The reasons aren’t hard to find. Start with celebrity entitlement. Cosby hit big at a time when there were few black mega stars in the entertainment business. He quickly became one of the few. His stardom coincided with a point in time when the public suddenly became enthralled with the novelty of a celebrity black man appearing on their living room TV in a non-stereotypical role.

Cosby’s elevated celebrity platform seemingly gave him a pass from the tightly racially regimented conduct and behavior required and expected of black men. He didn’t have to know his place, because his place suddenly was not that of the average black man. The inevitable happened with super celebrities. Women flocked to him in droves. More than a few were giddy at the thought of being in the presence of a black celebrity and had their own dreams of striking it rich in the entertainment industry. Cosby had virtual license to do what he pleased and how he pleased with many of them. A few did say no to his advances and fought him off. Some actually did scream about his sexual rapaciousness and even tried to bring charges.

But in that era, who believed them? In any case, there was always the ready and willing enabler, be it an agent, an attorney, or industry honcho, who would facilitate a quiet settlement for the complainant to keep their mouth shut. They took the money and ran and kept quiet.  

Then there was the wealth and allure of power. He had both. That was more than enough to assure that any woman who crossed him up after his sexual assault would pay a dear price. The price being permanently banned in Boston from any shot at a promising career in the entertainment business.  

Above all, there towered the Cosby image. The minute he became America’s favorite and beloved TV Dad the deal was sealed. Cosby was now not just a privileged celebrity, but an enshrined icon. His pedestal grew loftier and more secure.

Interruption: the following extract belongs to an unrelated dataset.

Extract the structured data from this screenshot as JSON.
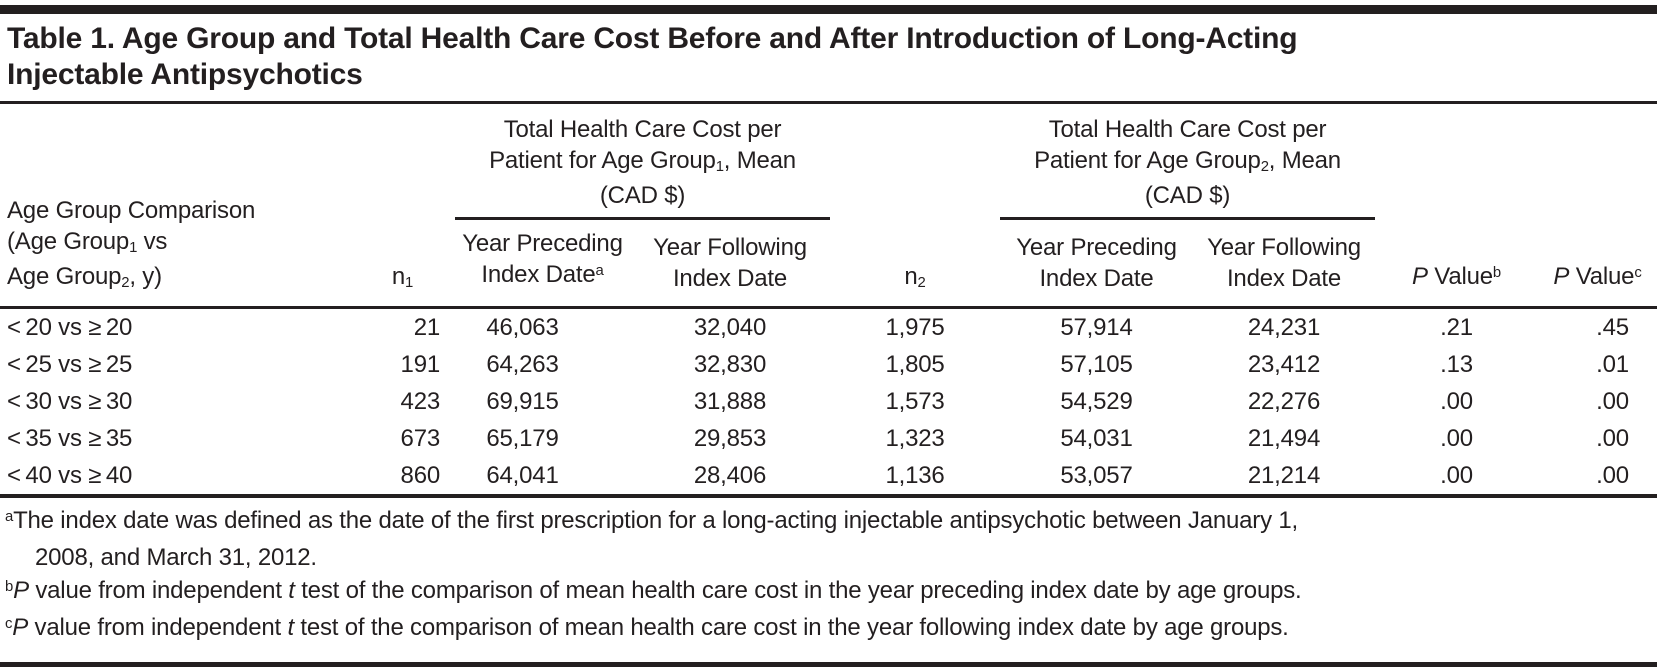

Few in their wildest dreams could ever imagine their wholesome, loving family, TV dad sneaking around groping, drugging, and sexually assaulting women.

Cosby further sealed the image deal for himself when he went on a self-righteous, holier than thou rampage against blacks for allegedly being sloven, lazy, crime prone, and dysfunctional. He now became not only the nation’s darling TV dad, but the darling of conservatives. His blame blacks message fit neatly in with what they claimed for eons. That is that the cause of black poverty, is not racial discrimination, injustice, and systemic economic disparities, but blacks own slothfulness. The embrace by the right of Cosby further seemed to insulate him from any prying eyes into his sexual dalliances.

Cosby had one more ace card to play to keep a cover on his behavior. That was the race card. He could count on many blacks to rush to the barricades to defend any high-profile black man under attack. With them, it would always be another case of jealous, vindictive whites trying to bring down a wealthy, successful brother. When the damn finally broke around Cosby, and he was hauled into a court docket, sure enough, more than a few blacks jumped out of the woodwork to angrily assail the women who accused him of drugging and rape, and loudly declare that Cosby was the victim of their maliciousness.

Cosby for his part lashed out bullying, intimidating, and harassing his accusers with a blizzard of defamation lawsuits. This created even more doubt about their claims and his alleged victimhood. Even when the evidence was overwhelming that he did some, most or all of what dozens of women accused him of, he still continued to flail away at them as liars and schemers out to wreck him.  Given the endless layers of protection that enveloped Cosby for so many years, it is no wonder that it’s impossible for him to face up to his grotesque acts. Instead Cosby will continue to exhaust every legal avenue to undue the monstrous wrong he’ll continue to shout to the world that was done to him. There’ll still be enough Cosby boosters to cheer him on and convince him that he, not the women he victimized, is the real victim. His conviction and sentencing won’t change anything. He still doesn’t get it.

Earl Ofari Hutchinson is an author and political analyst. He is the author of Why Black Lives Do Matter (Middle Passage Press). He is a weekly co-host of the Al Sharpton Show on Radio One. He is the host of the weekly Hutchinson Report on KPFK 90.7 FM Los Angeles and the Pacifica Network.